Mas com o tempo, essa piada interna foi me despertando uma curiosidade, uma cisma e finalmente uma necessidade. Achei que estava ali, em uma piada há muito contada e partilhada pelos diversos integrantes que passaram pelo Gruta, uma boa história para contar.

Como um grupo de jovens na longínqua (à época) vila de Icoaraci se reuniram para protestar, para se colocar diante do mundo, para falar de suas dores, amores e desejos? Baseados em que? Em quem? Numa época, e num Estado onde as informações demoram a chegar (antes da internet, claro), como aqueles jovens de Icoaraci reuniram informações para irem ao palco? Por que não montaram uma banda de rock? Por que não pintaram os muros? Por que o teatro foi a arte escolhida para colocar a boca no mundo?
Achei que estaria aí uma boa história a ser contada. E acertei (me desculpem a falta de modéstia), a história do Gruta está recheada de acontecimentos. Desde a sua criação até o espetáculo mais recente, o Gruta pulsa.

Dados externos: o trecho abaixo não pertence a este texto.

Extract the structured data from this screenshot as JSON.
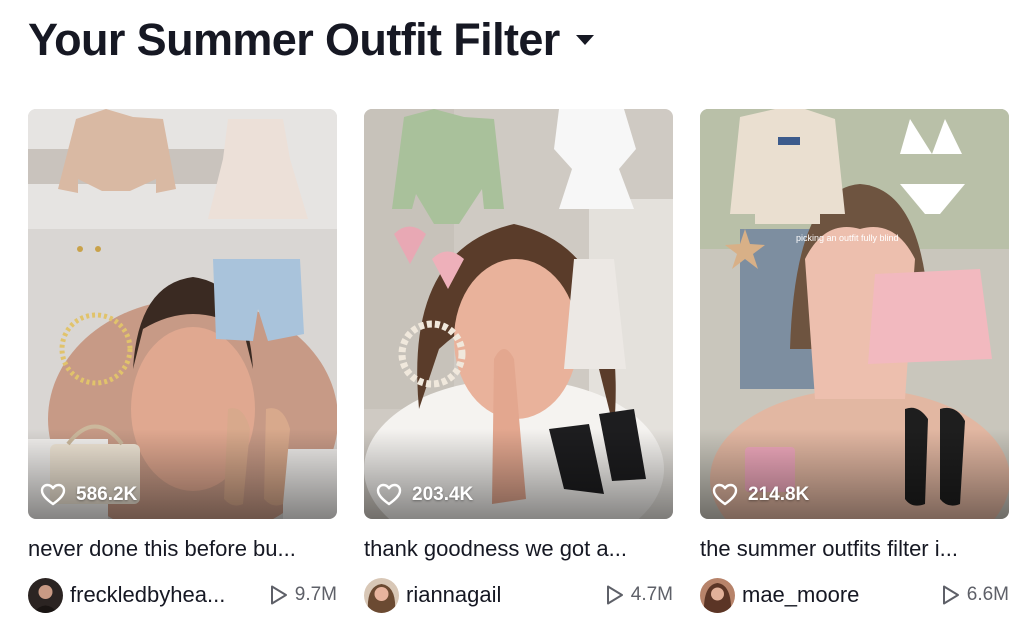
{
  "header": {
    "title": "Your Summer Outfit Filter",
    "dropdown_icon": "caret-down-icon"
  },
  "videos": [
    {
      "likes": "586.2K",
      "caption": "never done this before bu...",
      "author": "freckledbyhea...",
      "plays": "9.7M"
    },
    {
      "likes": "203.4K",
      "caption": "thank goodness we got a...",
      "author": "riannagail",
      "plays": "4.7M"
    },
    {
      "likes": "214.8K",
      "caption": "the summer outfits filter i...",
      "author": "mae_moore",
      "plays": "6.6M",
      "overlay_text": "picking an outfit fully blind"
    }
  ],
  "icons": {
    "likes": "heart-icon",
    "plays": "play-icon"
  },
  "colors": {
    "text_primary": "#161823",
    "text_secondary": "#5e6068",
    "background": "#ffffff"
  }
}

Ao passar dos anos, o Grupo de Teatro Amador, passou a se chamar Grupo Gruta de Teatro, pois os seus integrantes observaram que o termo “amador” para a imprensa local e para muitos desavisados inspirava um certo desleixo na construção de sua arte. Então, decidiram suprimir o termo, colocando em ata o novo nome do Gruta. Mas jamais modificaram o seu significado, pois o Amador está lá. Para sempre. Em letras maiúsculas. Amador no sentido dos que amam. Por isso o nome dessa biografia é A PAIXÃO SEGUNDO O GRUTA.